In 1808, the French chemist Joseph Louis Gay-Lussac reported the results of new experiments together with a generalization known today as Gay-Lussac’s law of combining gases.

The volume of gas is directly proportional to the Kelvin temperature if the volume is kept constant.
$\frac{V_{1}}{T_{1}} = \frac{V_{2}}{T_{2}}$.

Where,
V1 = original volume
V2 = final volume
T1 = original temperature (K)
T2 = final temperature (K)

Gay-Lussac’s Law is applicable only to gases. The volumes of liquids or solids involved in the reactants or products are not governed by Gay Lussac’s law.

## Gay Lussac Law Formula Solved Examples

Some of the solved problems based on Gay Lussac Law Formula are given below.

Question 1: What is the volume of a quantity of a gas at 27oC if its volume was 400mL at 0oC? The pressure remains constant.
Solution:
Since the temperature increased, the volume increased.

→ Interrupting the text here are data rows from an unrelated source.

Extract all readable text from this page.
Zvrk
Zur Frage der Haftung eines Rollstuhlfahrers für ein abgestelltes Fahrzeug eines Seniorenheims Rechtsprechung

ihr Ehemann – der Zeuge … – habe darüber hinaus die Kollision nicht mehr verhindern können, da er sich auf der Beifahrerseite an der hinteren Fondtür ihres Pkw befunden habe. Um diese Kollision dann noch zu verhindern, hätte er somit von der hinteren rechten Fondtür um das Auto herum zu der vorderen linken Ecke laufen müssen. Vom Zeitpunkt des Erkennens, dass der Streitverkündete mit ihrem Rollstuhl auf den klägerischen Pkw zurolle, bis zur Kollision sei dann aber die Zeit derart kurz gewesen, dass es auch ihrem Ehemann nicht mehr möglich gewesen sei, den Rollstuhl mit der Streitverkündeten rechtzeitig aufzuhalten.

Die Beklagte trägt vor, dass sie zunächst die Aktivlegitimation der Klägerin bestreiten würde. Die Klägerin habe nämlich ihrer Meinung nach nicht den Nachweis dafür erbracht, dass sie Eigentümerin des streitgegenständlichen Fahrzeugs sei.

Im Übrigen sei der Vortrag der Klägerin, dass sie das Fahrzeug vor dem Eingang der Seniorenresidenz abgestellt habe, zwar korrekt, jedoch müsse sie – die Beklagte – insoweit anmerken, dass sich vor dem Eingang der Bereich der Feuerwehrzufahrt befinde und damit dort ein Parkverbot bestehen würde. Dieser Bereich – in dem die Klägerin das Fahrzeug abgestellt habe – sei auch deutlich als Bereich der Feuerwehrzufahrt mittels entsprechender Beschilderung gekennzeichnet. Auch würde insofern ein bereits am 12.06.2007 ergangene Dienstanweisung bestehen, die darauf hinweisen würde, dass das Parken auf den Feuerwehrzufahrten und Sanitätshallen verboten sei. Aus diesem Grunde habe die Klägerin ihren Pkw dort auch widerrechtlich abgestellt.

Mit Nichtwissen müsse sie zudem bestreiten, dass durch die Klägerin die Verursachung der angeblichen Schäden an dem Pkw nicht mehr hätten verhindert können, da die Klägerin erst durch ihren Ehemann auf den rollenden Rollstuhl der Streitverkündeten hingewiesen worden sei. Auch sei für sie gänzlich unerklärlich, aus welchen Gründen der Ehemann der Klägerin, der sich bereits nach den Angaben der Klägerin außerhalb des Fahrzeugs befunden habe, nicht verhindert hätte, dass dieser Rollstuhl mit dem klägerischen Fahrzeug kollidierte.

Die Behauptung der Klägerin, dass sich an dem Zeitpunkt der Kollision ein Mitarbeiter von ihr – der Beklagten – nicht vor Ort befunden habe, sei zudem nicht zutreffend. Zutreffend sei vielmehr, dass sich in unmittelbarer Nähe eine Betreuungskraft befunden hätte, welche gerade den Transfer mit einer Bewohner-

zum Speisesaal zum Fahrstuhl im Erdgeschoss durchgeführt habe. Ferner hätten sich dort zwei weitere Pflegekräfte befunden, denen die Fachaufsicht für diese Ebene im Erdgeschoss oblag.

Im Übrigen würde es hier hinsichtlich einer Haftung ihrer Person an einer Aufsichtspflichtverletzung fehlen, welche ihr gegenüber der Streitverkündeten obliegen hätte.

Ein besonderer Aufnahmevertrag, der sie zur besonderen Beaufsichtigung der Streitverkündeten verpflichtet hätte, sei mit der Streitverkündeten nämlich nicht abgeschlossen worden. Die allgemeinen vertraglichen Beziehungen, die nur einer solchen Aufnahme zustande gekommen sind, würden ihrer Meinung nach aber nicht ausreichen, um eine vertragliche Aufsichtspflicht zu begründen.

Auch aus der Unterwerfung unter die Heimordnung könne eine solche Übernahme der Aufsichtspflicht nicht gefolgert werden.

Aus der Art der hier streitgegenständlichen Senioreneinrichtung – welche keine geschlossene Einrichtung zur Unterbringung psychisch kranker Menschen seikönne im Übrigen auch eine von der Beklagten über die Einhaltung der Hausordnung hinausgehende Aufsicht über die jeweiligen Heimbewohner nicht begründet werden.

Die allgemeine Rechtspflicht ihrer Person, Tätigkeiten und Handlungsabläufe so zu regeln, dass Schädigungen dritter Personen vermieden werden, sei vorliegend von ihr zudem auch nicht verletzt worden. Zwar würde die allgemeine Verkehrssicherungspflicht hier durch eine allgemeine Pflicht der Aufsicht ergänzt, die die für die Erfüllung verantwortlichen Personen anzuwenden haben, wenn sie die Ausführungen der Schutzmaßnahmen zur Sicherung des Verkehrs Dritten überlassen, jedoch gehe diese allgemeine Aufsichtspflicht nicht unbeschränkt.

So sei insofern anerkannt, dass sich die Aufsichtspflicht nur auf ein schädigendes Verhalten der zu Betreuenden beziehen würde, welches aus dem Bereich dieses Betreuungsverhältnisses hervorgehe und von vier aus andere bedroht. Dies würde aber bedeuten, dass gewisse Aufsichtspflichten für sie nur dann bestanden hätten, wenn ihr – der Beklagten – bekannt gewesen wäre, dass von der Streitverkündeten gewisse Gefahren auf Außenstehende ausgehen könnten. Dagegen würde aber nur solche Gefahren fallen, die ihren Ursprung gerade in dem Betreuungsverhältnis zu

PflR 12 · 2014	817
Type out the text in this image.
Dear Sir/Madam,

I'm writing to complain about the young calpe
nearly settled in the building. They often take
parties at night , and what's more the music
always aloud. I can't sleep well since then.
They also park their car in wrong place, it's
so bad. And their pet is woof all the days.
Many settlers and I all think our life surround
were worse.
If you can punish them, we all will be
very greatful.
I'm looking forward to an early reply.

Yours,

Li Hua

Here we must use a temperature factor greater than 1, that is 300/273

The temperature must be in degrees kelvin.
20oC + 273 = 300 K
0oC + 273 = 273 K
400mL $\times$ $\frac{300K}{273K}$ = 438mL

Question 2: Solve Gay-Lussac’s Law to get an expression for the unknown volume. Substitute the appropriate data into the formula.

V1 = 400mL
V2 = ? mL
T1 = 0oC
T2 = 27o
Solution:
V1 = 400mL
V2 = ? mL
T1 = 0oC + 273 = 273K
T2 = 27oC + 273 = 300K
Substitute all the values in the corresponding formula
$\frac{V_{1}}{T_{1}} = \frac{V_{2}}{T_{2}}$
V2 = $\frac{(400 mL)(300 K)}{273 K}$
V2 = 438 mL